Posted by Jason O on Nov 10, 2012 in Irish Politics
One of the most depressing traits of the Fine Gael/Labour government is the fact that they seem to regard their presence in government itself as being a very radical thing, and so have shut down their brains to any attempts at creativity.
Take Eoghan Murphy TD’s proposed Tax Transparency bill. The principles (here) behind the bill are sound, and I have written about the concept before here. Deputy Murphy deserves credit for pushing the issue. However, just when you get your hopes up, read about Michael Noonan’s response to it. Whilst not opposing it, he suggests that it could be “logistically difficult”.
Now, just think about that for a minute: the man in charge of how are tax is spent reckons it could be quite a challenge to tell us where it has gone. I’m sorry? The Department of Finance, which managed to devise the most complicated rat’s maze of allowances for public servants (including an allowance for eating lunch near a desk and an allowance for not getting an allowance) will find it difficult telling voters where their money has gone?

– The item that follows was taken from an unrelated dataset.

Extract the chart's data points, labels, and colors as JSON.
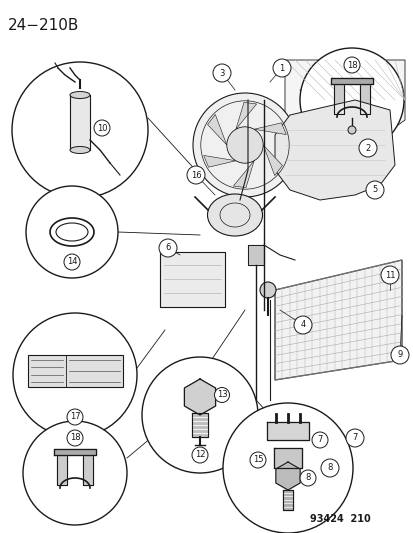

The truth is, they won’t. They just don’t want to, and not because Noonan is some sort of baddy either. But because inside the tiny little box that is the range of government creativity they can’t see why the public should need this information. After all, we’ve never given it to them before!
The single most depressing aspect of this whole thing was Noonan’s suggestion that maybe some sort of web link could be stuck on the bottom of the P60. The idea went from a cert every single taxpayer would get in the post, which many would sit down and read with a cup of tea and a chocolate digestive, and which would almost certainly shock (read “educate”) them when they see that most of their tax does not go on TDs salaries and the government jet, and that most of them get more out than they pay in, to some sort of link that a tiny fraction of them might just look up.
What Noonan does not seem to grasp, and, to his credit, Murphy does, is that educating Irish voters about the reality of taxing and spending would actually make his and the government’s job just that little bit easier. The fact that such a thing does not even seem to occur to the minister for finance confirms that the view inside that tiny little box on Merrion Square is very limited indeed.